The perpetual insights pattern covers common use cases such as: Know Your Customer (KYC), Customer On-Boarding, Transaction Monitoring, Background Checks, Supply Chain Vetting, etc.
Data Sources: A contributing data source will contain structured person or organization information. A data source will be a data store (e.g., SQL, NoSQL, NEO4J, MongoDB, HADOOP), a file (e.g., CSV), or a queue containing records. Loading historical data is handled by submitting all records in the data source to the transform function. After historical data has been loaded, adds, changes and deletes caused by ongoing business operations are to be submitted as transactions. Some data sources like Master Data Management (MDM) and Know Your Customer (KYC) systems may also receive real-time updates from the entity resolution process e.g., ensuring new duplicates are not being created.
Transform: Each data source must be mapped into Senzing JSON as defined by the Senzing Generic Entity Specification. Some popular data mappers are available in our open source community here. We encourage you to contribute to this open source effort.
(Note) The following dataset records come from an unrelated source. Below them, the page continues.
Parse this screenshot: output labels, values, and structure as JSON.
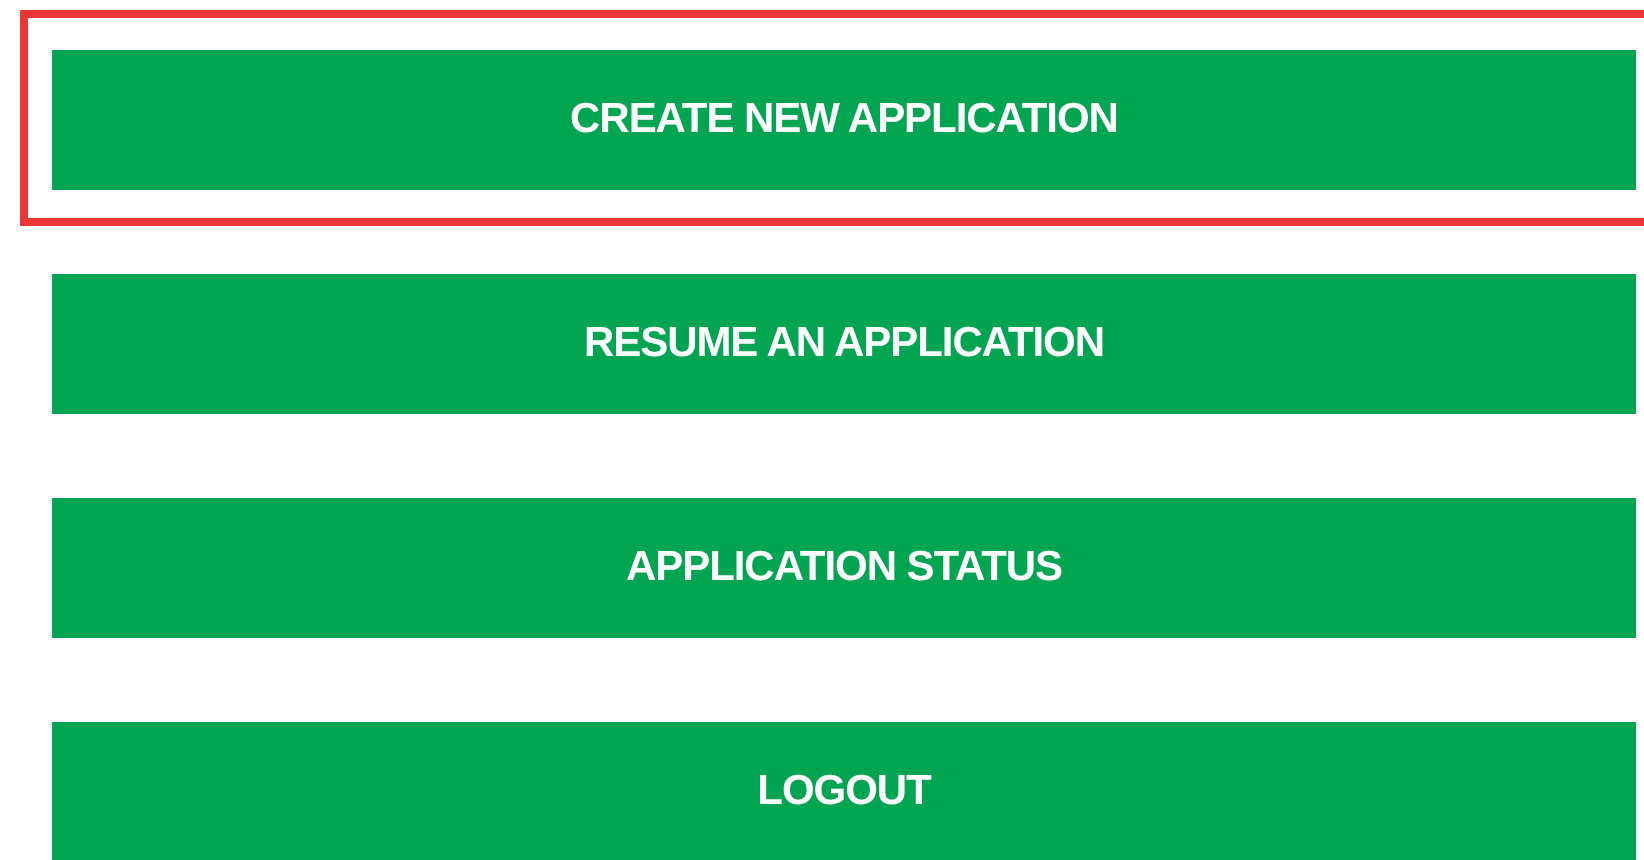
{
  "buttons": [
    {
      "label": "CREATE NEW APPLICATION",
      "highlighted": true
    },
    {
      "label": "RESUME AN APPLICATION",
      "highlighted": false
    },
    {
      "label": "APPLICATION STATUS",
      "highlighted": false
    },
    {
      "label": "LOGOUT",
      "highlighted": false
    }
  ]
}
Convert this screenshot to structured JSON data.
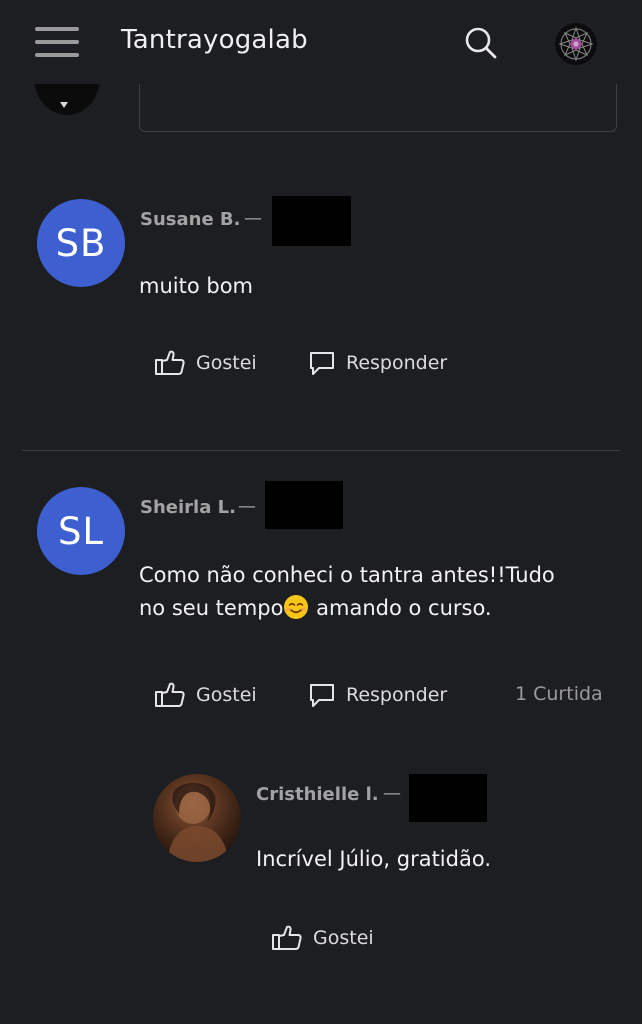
{
  "header": {
    "app_title": "Tantrayogalab"
  },
  "comments": [
    {
      "initials": "SB",
      "author": "Susane B.",
      "dash": "—",
      "text": "muito bom",
      "like_label": "Gostei",
      "reply_label": "Responder"
    },
    {
      "initials": "SL",
      "author": "Sheirla L.",
      "dash": "—",
      "text_line1": "Como não conheci o tantra antes!!Tudo",
      "text_line2_before": "no seu tempo",
      "text_line2_after": " amando o curso.",
      "like_label": "Gostei",
      "reply_label": "Responder",
      "likes": "1 Curtida"
    }
  ],
  "reply": {
    "author": "Cristhielle l.",
    "dash": "—",
    "text": "Incrível Júlio, gratidão.",
    "like_label": "Gostei"
  },
  "icons": {
    "menu": "hamburger-icon",
    "search": "search-icon",
    "logo": "mandala-logo",
    "like": "thumbs-up-icon",
    "reply": "speech-bubble-icon",
    "emoji": "smiling-face-emoji"
  },
  "colors": {
    "background": "#1d1e22",
    "avatar_blue": "#3d5fcf",
    "muted_text": "#a3a3a3",
    "emoji_yellow": "#f7c518"
  }
}
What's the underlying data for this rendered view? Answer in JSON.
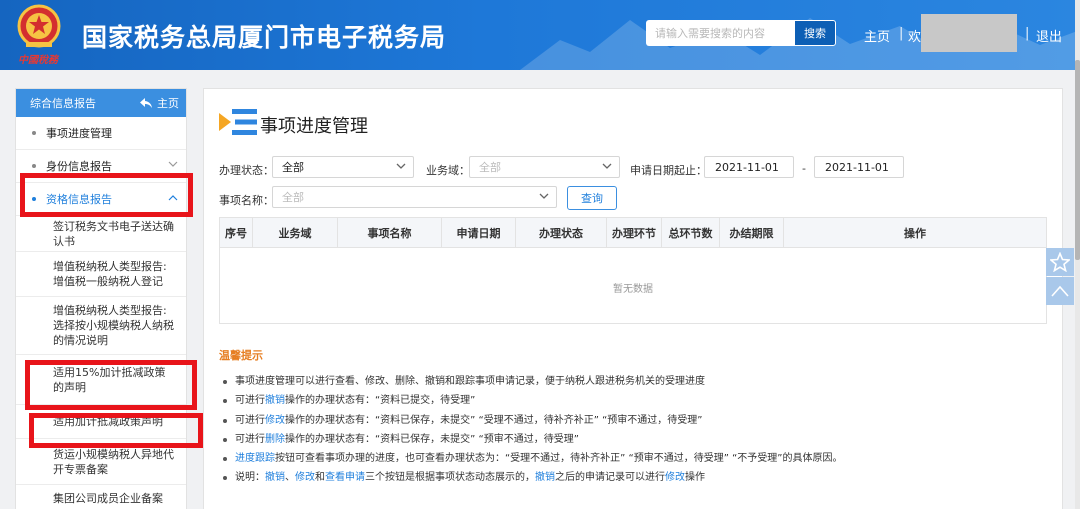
{
  "header": {
    "site_title": "国家税务总局厦门市电子税务局",
    "slogan": "中國稅務",
    "search_placeholder": "请输入需要搜索的内容",
    "search_button": "搜索",
    "nav_home": "主页",
    "nav_sep": "|",
    "welcome": "欢",
    "logout": "退出"
  },
  "sidebar": {
    "header_label": "综合信息报告",
    "header_home": "主页",
    "items": [
      {
        "label": "事项进度管理"
      },
      {
        "label": "身份信息报告"
      },
      {
        "label": "资格信息报告"
      }
    ],
    "sub_items": [
      {
        "label": "签订税务文书电子送达确认书"
      },
      {
        "label": "增值税纳税人类型报告:增值税一般纳税人登记"
      },
      {
        "label": "增值税纳税人类型报告:选择按小规模纳税人纳税的情况说明"
      },
      {
        "label": "适用15%加计抵减政策的声明"
      },
      {
        "label": "适用加计抵减政策声明"
      },
      {
        "label": "货运小规模纳税人异地代开专票备案"
      },
      {
        "label": "集团公司成员企业备案"
      }
    ]
  },
  "main": {
    "title": "事项进度管理",
    "filters": {
      "status_label": "办理状态：",
      "status_value": "全部",
      "domain_label": "业务域：",
      "domain_value": "全部",
      "date_label": "申请日期起止：",
      "date_from": "2021-11-01",
      "date_sep": "-",
      "date_to": "2021-11-01",
      "name_label": "事项名称：",
      "name_value": "全部",
      "query_button": "查询"
    },
    "table": {
      "columns": [
        "序号",
        "业务域",
        "事项名称",
        "申请日期",
        "办理状态",
        "办理环节",
        "总环节数",
        "办结期限",
        "操作"
      ],
      "empty_text": "暂无数据"
    },
    "tips": {
      "title": "温馨提示",
      "items": [
        {
          "text": "事项进度管理可以进行查看、修改、删除、撤销和跟踪事项申请记录，便于纳税人跟进税务机关的受理进度"
        },
        {
          "pre": "可进行",
          "link": "撤销",
          "post": "操作的办理状态有：“资料已提交，待受理”"
        },
        {
          "pre": "可进行",
          "link": "修改",
          "post": "操作的办理状态有：“资料已保存，未提交”  “受理不通过，待补齐补正”  “预审不通过，待受理”"
        },
        {
          "pre": "可进行",
          "link": "删除",
          "post": "操作的办理状态有：“资料已保存，未提交”  “预审不通过，待受理”"
        },
        {
          "link": "进度跟踪",
          "post": "按钮可查看事项办理的进度，也可查看办理状态为：“受理不通过，待补齐补正”  “预审不通过，待受理”  “不予受理”的具体原因。"
        },
        {
          "pre": "说明：",
          "l1": "撤销",
          "s1": "、",
          "l2": "修改",
          "s2": "和",
          "l3": "查看申请",
          "s3": "三个按钮是根据事项状态动态展示的，",
          "l4": "撤销",
          "s4": "之后的申请记录可以进行",
          "l5": "修改",
          "s5": "操作"
        }
      ]
    }
  },
  "colors": {
    "header_blue": "#1e78d8",
    "accent_blue": "#1f7fdc",
    "tips_orange": "#e67e22",
    "annotation_red": "#e8141a"
  },
  "icons": [
    "national-emblem-icon",
    "home-arrow-icon",
    "chevron-down-icon",
    "chevron-up-icon",
    "menu-list-icon",
    "star-icon",
    "arrow-up-icon"
  ]
}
As entities are mapped to JSON they are placed onto the Ingest Queue (e.g., RabbitMQ, Kafka, AWS SQS). Example docker demonstrations can be found here.
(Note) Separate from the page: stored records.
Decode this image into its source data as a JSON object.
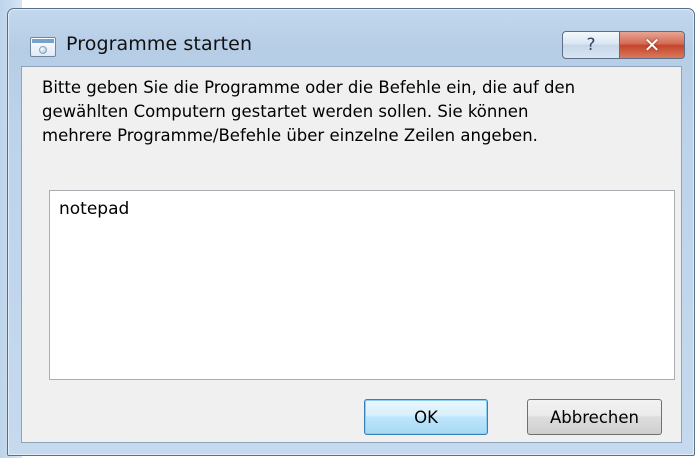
{
  "window": {
    "title": "Programme starten",
    "help_label": "?",
    "close_label": "✕"
  },
  "dialog": {
    "instruction_lines": [
      "Bitte geben Sie die Programme oder die Befehle ein, die auf den",
      "gewählten Computern gestartet werden sollen. Sie können",
      "mehrere Programme/Befehle über einzelne Zeilen angeben."
    ],
    "commands_value": "notepad",
    "ok_label": "OK",
    "cancel_label": "Abbrechen"
  },
  "icons": {
    "app": "window-app-icon",
    "help": "help-icon",
    "close": "close-icon"
  }
}
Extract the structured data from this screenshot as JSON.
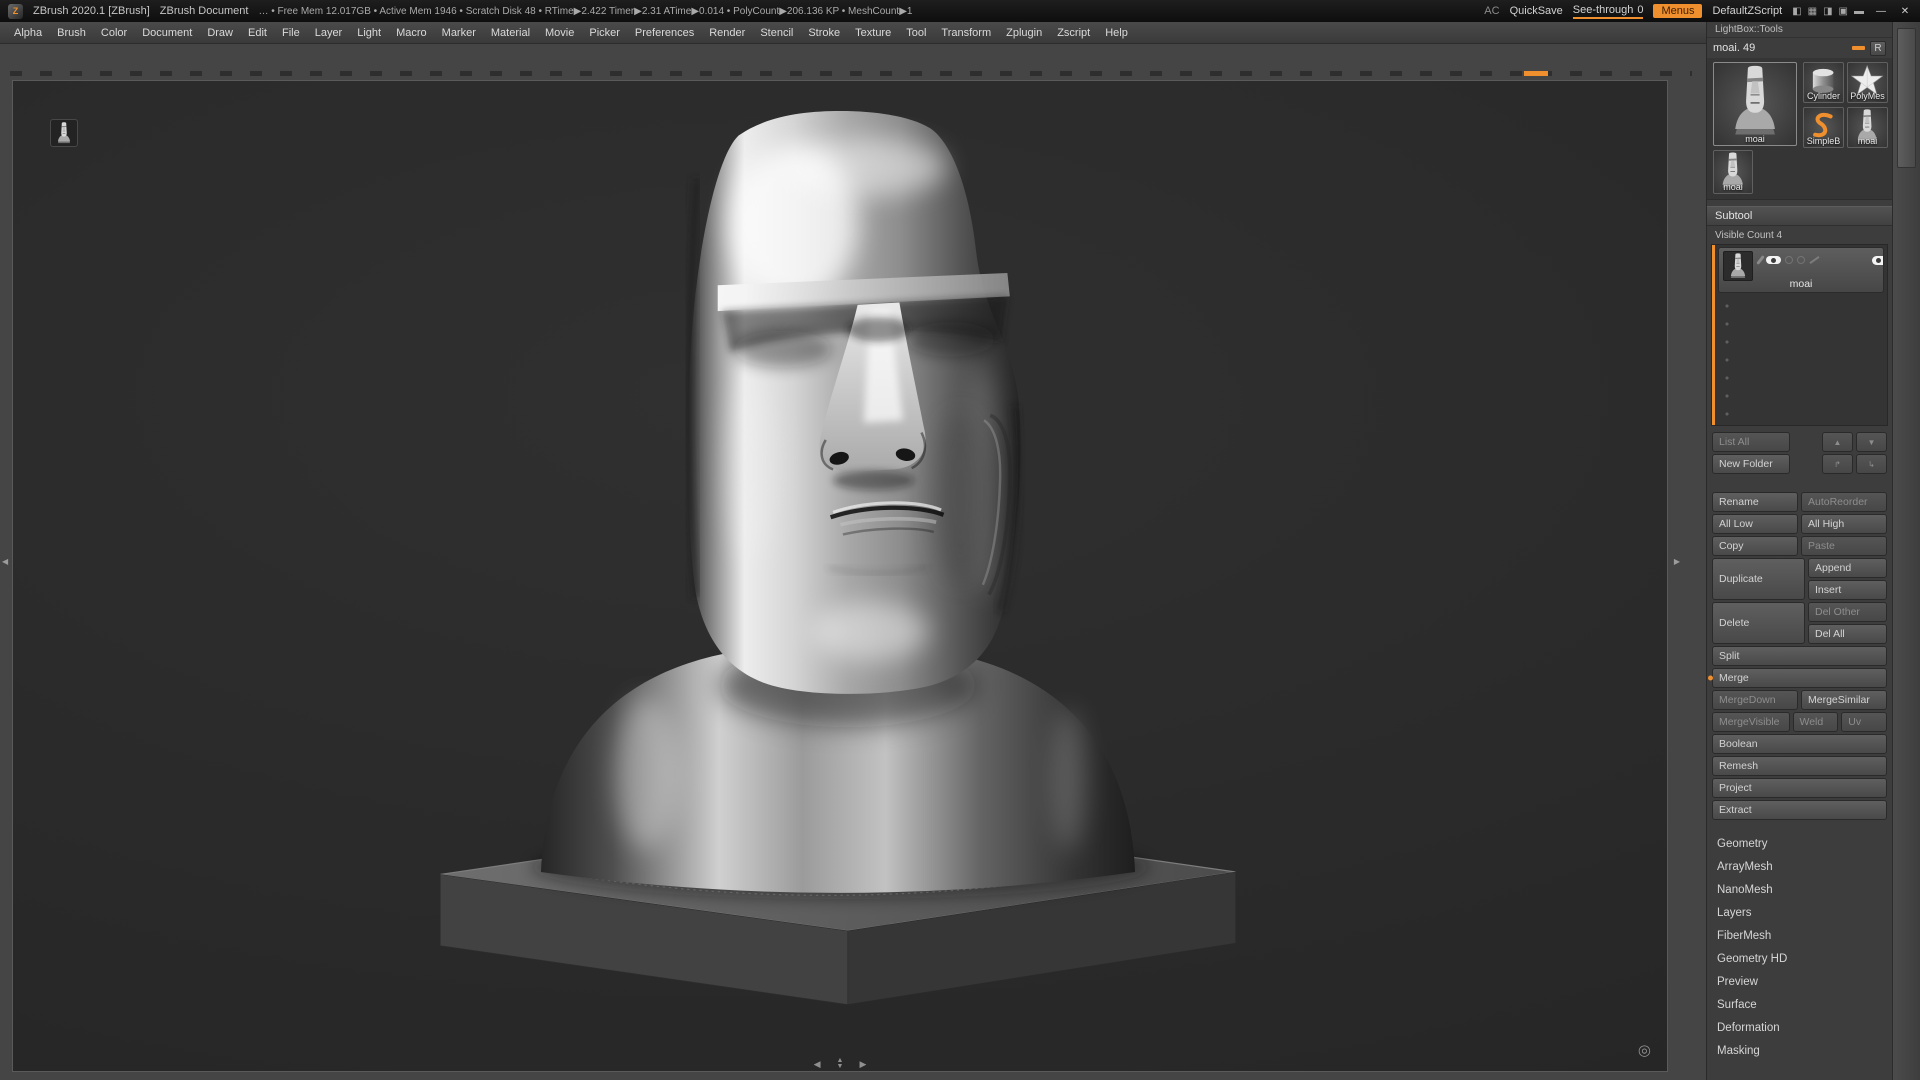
{
  "titlebar": {
    "app_title": "ZBrush 2020.1 [ZBrush]",
    "document_title": "ZBrush Document",
    "stats": "… • Free Mem 12.017GB • Active Mem 1946 • Scratch Disk 48 • RTime▶2.422 Timer▶2.31 ATime▶0.014 • PolyCount▶206.136 KP • MeshCount▶1",
    "ac": "AC",
    "quicksave": "QuickSave",
    "seethrough_label": "See-through",
    "seethrough_value": "0",
    "menus": "Menus",
    "default_zscript": "DefaultZScript"
  },
  "menubar": {
    "items": [
      "Alpha",
      "Brush",
      "Color",
      "Document",
      "Draw",
      "Edit",
      "File",
      "Layer",
      "Light",
      "Macro",
      "Marker",
      "Material",
      "Movie",
      "Picker",
      "Preferences",
      "Render",
      "Stencil",
      "Stroke",
      "Texture",
      "Tool",
      "Transform",
      "Zplugin",
      "Zscript",
      "Help"
    ]
  },
  "tool_panel": {
    "tray_header": "LightBox::Tools",
    "active_tool": "moai. 49",
    "restore": "R",
    "thumbnails": [
      {
        "label": "moai"
      },
      {
        "label": "Cylinder"
      },
      {
        "label": "PolyMes"
      },
      {
        "label": "SimpleB"
      },
      {
        "label": "moai"
      },
      {
        "label": "moai"
      }
    ],
    "subtool": {
      "header": "Subtool",
      "visible_count": "Visible Count 4",
      "item_name": "moai",
      "buttons": {
        "list_all": "List All",
        "new_folder": "New Folder",
        "rename": "Rename",
        "autoreorder": "AutoReorder",
        "all_low": "All Low",
        "all_high": "All High",
        "copy": "Copy",
        "paste": "Paste",
        "duplicate": "Duplicate",
        "append": "Append",
        "insert": "Insert",
        "delete": "Delete",
        "del_other": "Del Other",
        "del_all": "Del All",
        "split": "Split",
        "merge": "Merge",
        "merge_down": "MergeDown",
        "merge_similar": "MergeSimilar",
        "merge_visible": "MergeVisible",
        "weld": "Weld",
        "uv": "Uv",
        "boolean": "Boolean",
        "remesh": "Remesh",
        "project": "Project",
        "extract": "Extract"
      }
    },
    "sections": [
      "Geometry",
      "ArrayMesh",
      "NanoMesh",
      "Layers",
      "FiberMesh",
      "Geometry HD",
      "Preview",
      "Surface",
      "Deformation",
      "Masking"
    ]
  },
  "icons": {
    "logo": "Z",
    "up_arrow": "▲",
    "down_arrow": "▼",
    "folder_out": "↱",
    "folder_in": "↳",
    "tray_left": "◀",
    "tray_right": "▶",
    "scroll_left": "◀",
    "scroll_up": "▲",
    "scroll_down": "▼",
    "scroll_right": "▶",
    "minimize": "—",
    "close": "✕",
    "layout_left": "◧",
    "layout_grid": "▦",
    "layout_right": "◨",
    "layout_window": "▣",
    "layout_bar": "▬",
    "pivot": "◎"
  },
  "colors": {
    "accent_orange": "#ef8f2e"
  }
}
Entity Resolution: The Senzing Stream Loader reads records off the Ingest Queue. The Stream Loader calls the Senzing SDK where the entity resolution takes place (more here). Senzing stores all the received records, the entity resolution assertions, and the entity resolved graph in a relational database (e.g., PostreSQL, AWS Aurora, Db2, MySQL). See Senzing system requirements here. Results from each entity resolution transaction are posted, in real time, to the Output Queue in Senzing JSON. This will include both affected and interesting entities (more here).
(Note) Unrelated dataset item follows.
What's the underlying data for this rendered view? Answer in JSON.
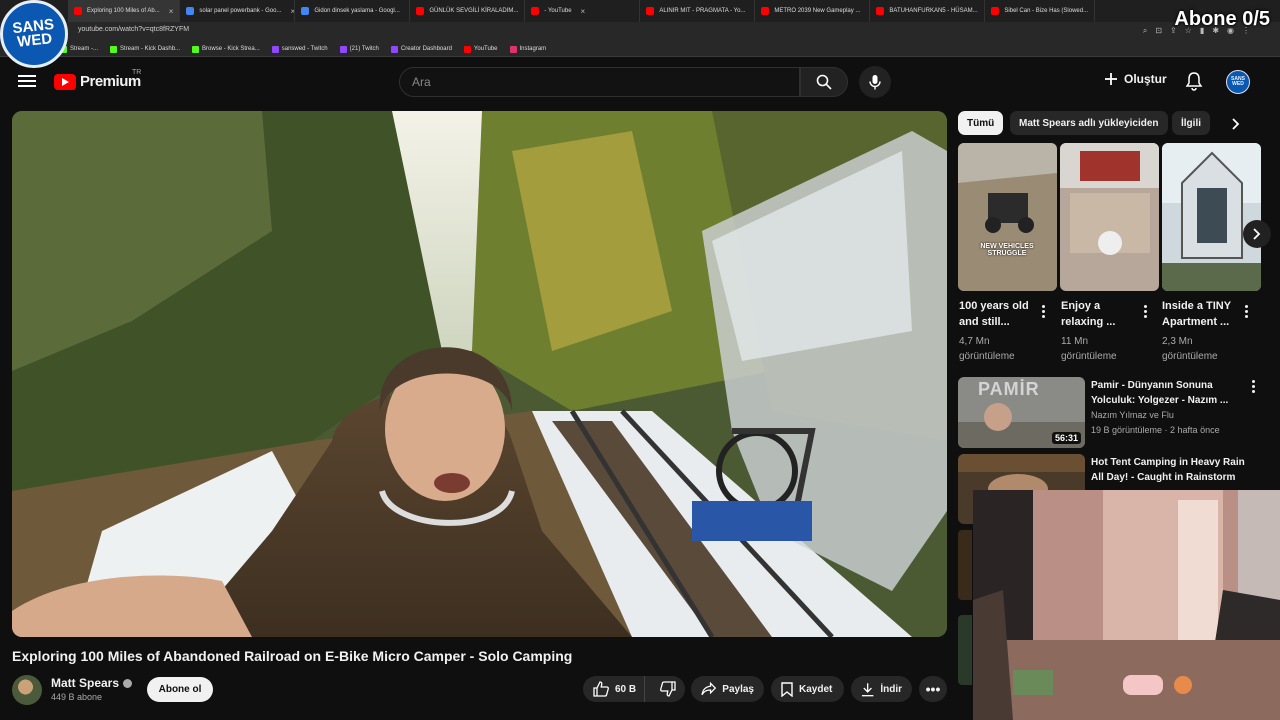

Analytics, Consume & Visualize: Real-time processes e.g., risk scoring and decisioning systems will read the Output Queue and direct further action, as desired e.g., responding to an MDM or KYC source system in real-time. The Output Queue can also keep other data stores in sync – which could include NEO4J, Elasticsearch, reservoirs, lakes, warehouses, marts, etc. The Senzing RestAPI and synchronized data store are called by end user applications providing such capabilities as user search, graph visualization, enterprise applications e.g., case management, dashboards, reporting, etc.